5.5 – A primeira batalha entre Ciro e PT foi disputada no primeiro turno de 2018, quando Haddad fez 29% dos votos contra 12% de Ciro. O ponto de partida, portanto, é extremamente favorável ao PT. Há, entretanto, 4 fatores que contam a favor de Ciro Gomes:
- a) No início do governo Bolsonaro, havia a expectativa de que um eventual fracasso levaria ao crescimento do PT por contraste. Nada indica que isso esteja acontecendo. Ao contrário, as pesquisas eleitorais apontam que o PT deve amargar resultados terríveis nas Eleições Municipais de 2020, sem governar nenhuma capital e quase nenhuma das 100 maiores cidades do Brasil.

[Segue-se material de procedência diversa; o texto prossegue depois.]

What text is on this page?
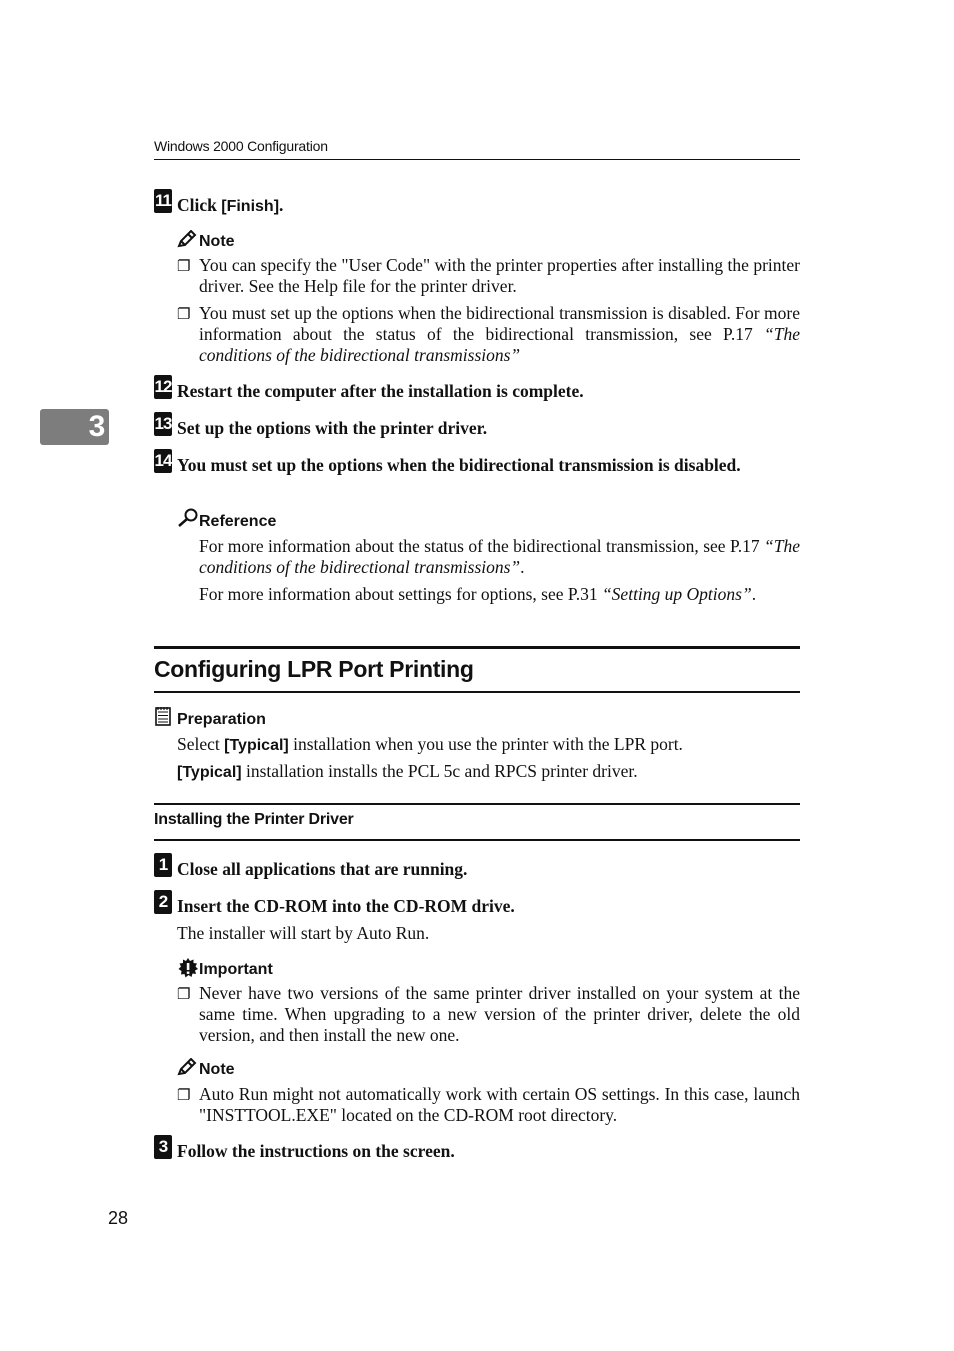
Windows 2000 Configuration
3
11 Click [Finish].
Note
❐ You can specify the "User Code" with the printer properties after installing the printer driver. See the Help file for the printer driver.
❐ You must set up the options when the bidirectional transmission is disabled. For more information about the status of the bidirectional transmission, see P.17 “The conditions of the bidirectional transmissions”
12 Restart the computer after the installation is complete.
13 Set up the options with the printer driver.
14 You must set up the options when the bidirectional transmission is disabled.
Reference
For more information about the status of the bidirectional transmission, see P.17 “The conditions of the bidirectional transmissions”.
For more information about settings for options, see P.31 “Setting up Options”.
Configuring LPR Port Printing
Preparation
Select [Typical] installation when you use the printer with the LPR port.
[Typical] installation installs the PCL 5c and RPCS printer driver.
Installing the Printer Driver
1 Close all applications that are running.
2 Insert the CD-ROM into the CD-ROM drive.
The installer will start by Auto Run.
Important
❐ Never have two versions of the same printer driver installed on your system at the same time. When upgrading to a new version of the printer driver, delete the old version, and then install the new one.
Note
❐ Auto Run might not automatically work with certain OS settings. In this case, launch "INSTTOOL.EXE" located on the CD-ROM root directory.
3 Follow the instructions on the screen.
28
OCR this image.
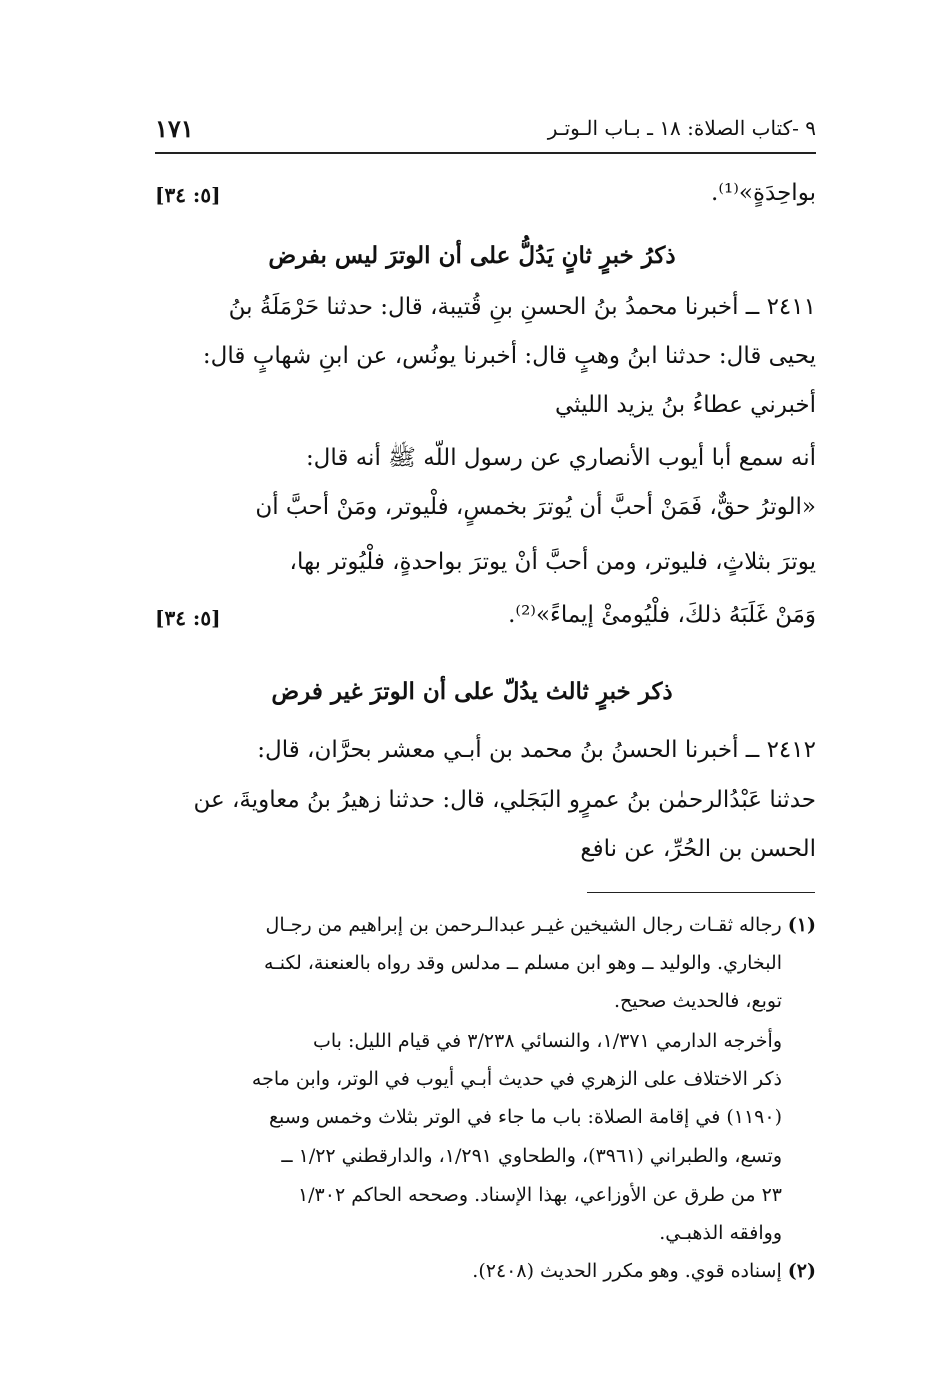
١٧١	٩ -كتاب الصلاة: ١٨ ـ بـاب الـوتـر
بواحِدَةٍ»⁽¹⁾.
[٥: ٣٤]
ذكرُ خبرٍ ثانٍ يَدُلُّ على أن الوترَ ليس بفرض
٢٤١١ ــ أخبرنا محمدُ بنُ الحسنِ بنِ قُتيبة، قال: حدثنا حَرْمَلَةُ بنُ
يحيى قال: حدثنا ابنُ وهبٍ قال: أخبرنا يونُس، عن ابنِ شهابٍ قال:
أخبرني عطاءُ بنُ يزيد الليثي
أنه سمع أبا أيوب الأنصاري عن رسول اللّه ﷺ أنه قال:
«الوترُ حقٌّ، فَمَنْ أحبَّ أن يُوترَ بخمسٍ، فلْيوتر، ومَنْ أحبَّ أن
يوترَ بثلاثٍ، فليوتر، ومن أحبَّ أنْ يوترَ بواحدةٍ، فلْيُوتر بها،
وَمَنْ غَلَبَهُ ذلكَ، فلْيُومئْ إيماءً»⁽²⁾.
[٥: ٣٤]
ذكر خبرٍ ثالث يدُلّ على أن الوترَ غير فرض
٢٤١٢ ــ أخبرنا الحسنُ بنُ محمد بن أبـي معشر بحرَّان، قال:
حدثنا عَبْدُالرحمٰن بنُ عمرٍو البَجَلي، قال: حدثنا زهيرُ بنُ معاويةَ، عن
الحسن بن الحُرِّ، عن نافع
(١) رجاله ثقـات رجال الشيخين غيـر عبدالـرحمن بن إبراهيم من رجـال
البخاري. والوليد ــ وهو ابن مسلم ــ مدلس وقد رواه بالعنعنة، لكنـه
توبع، فالحديث صحيح.
وأخرجه الدارمي ١/٣٧١، والنسائي ٣/٢٣٨ في قيام الليل: باب
ذكر الاختلاف على الزهري في حديث أبـي أيوب في الوتر، وابن ماجه
(١١٩٠) في إقامة الصلاة: باب ما جاء في الوتر بثلاث وخمس وسبع
وتسع، والطبراني (٣٩٦١)، والطحاوي ١/٢٩١، والدارقطني ١/٢٢ ــ
٢٣ من طرق عن الأوزاعي، بهذا الإسناد. وصححه الحاكم ١/٣٠٢
ووافقه الذهبـي.
(٢) إسناده قوي. وهو مكرر الحديث (٢٤٠٨).
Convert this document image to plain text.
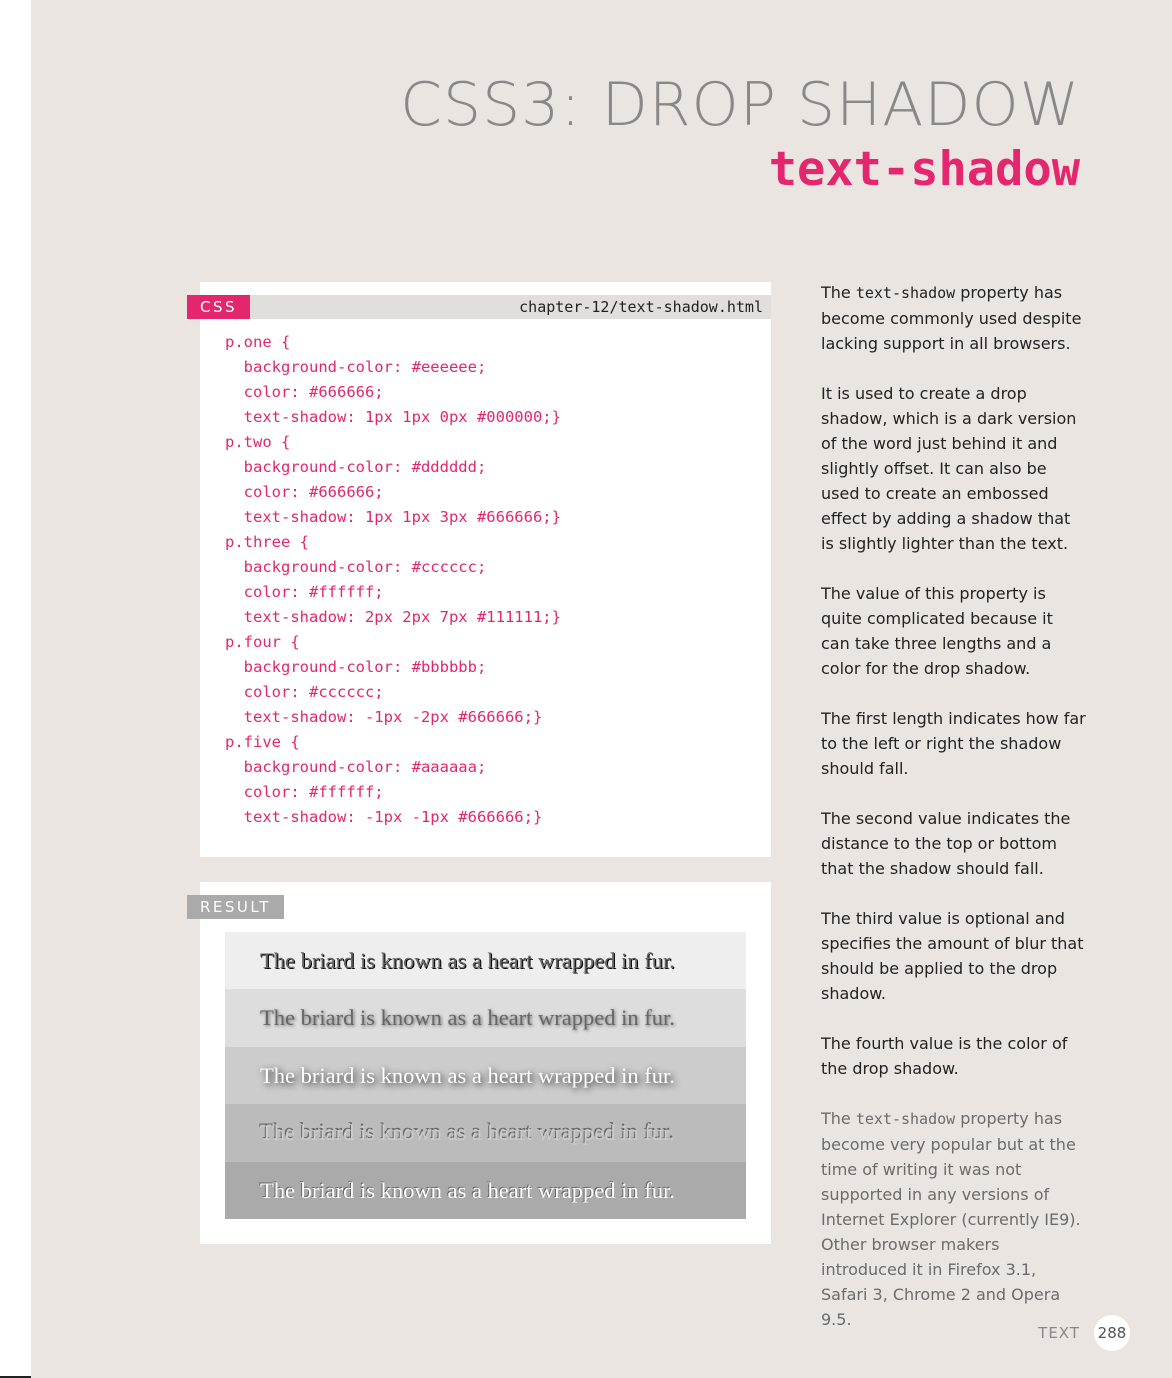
CSS3: DROP SHADOW
text-shadow
CSS	chapter-12/text-shadow.html
p.one {
background-color: #eeeeee;
color: #666666;
text-shadow: 1px 1px 0px #000000;}
p.two {
background-color: #dddddd;
color: #666666;
text-shadow: 1px 1px 3px #666666;}
p.three {
background-color: #cccccc;
color: #ffffff;
text-shadow: 2px 2px 7px #111111;}
p.four {
background-color: #bbbbbb;
color: #cccccc;
text-shadow: -1px -2px #666666;}
p.five {
background-color: #aaaaaa;
color: #ffffff;
text-shadow: -1px -1px #666666;}
RESULT

The briard is known as a heart wrapped in fur.

The briard is known as a heart wrapped in fur.

The briard is known as a heart wrapped in fur.

The briard is known as a heart wrapped in fur.

The briard is known as a heart wrapped in fur.

The text-shadow property has become commonly used despite lacking support in all browsers.
It is used to create a drop shadow, which is a dark version of the word just behind it and slightly offset. It can also be used to create an embossed effect by adding a shadow that is slightly lighter than the text.
The value of this property is quite complicated because it can take three lengths and a color for the drop shadow.
The first length indicates how far to the left or right the shadow should fall.
The second value indicates the distance to the top or bottom that the shadow should fall.
The third value is optional and specifies the amount of blur that should be applied to the drop shadow.
The fourth value is the color of the drop shadow.
The text-shadow property has become very popular but at the time of writing it was not supported in any versions of Internet Explorer (currently IE9). Other browser makers introduced it in Firefox 3.1, Safari 3, Chrome 2 and Opera 9.5.
TEXT 288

- b) O PT ainda não tem candidato para 2022 e não poderá repetir a estratégia eleitoral de 2018, quando Lula foi inscrito oficialmente como candidato e posteriormente substituído. Ciro, por outro lado, já está em campanha há 2 anos.
- c) Em 2018, Lula conseguiu impor o isolamento a Ciro constrangendo seus aliados em potencial. Para 2022, Ciro contará com o PSB e, ao que tudo indica, também com a Rede e o PV. Sua estrutura de campanha – dinheiro, acesso à mídia e palanques regionais – será no mínimo o dobro da última eleição e, provavelmente, de proporções semelhantes à petista.
- d) A popularidade de Bolsonaro cresce na população mais pobre, que votou majoritariamente em Lula-Haddad em 2018. Entretanto, a classe média urbana, setor em que Bolsonaro perde apoio, não parece migrar ao PT.
5.6 – Para o derrotado, a consequência será devastadora, como foi para o PDT de Brizola em 1989. Se Ciro não for sequer ao segundo turno, praticamente encerram-se suas chances de tornar-se Presidente e o PDT perde a melhor oportunidade de reencontrar seu protagonismo após 3 décadas de coadjuvante. Para o PT, perder eleitoralmente para Ciro significaria a maior derrota dos seus 40 anos de história e teria consequências imprevisíveis.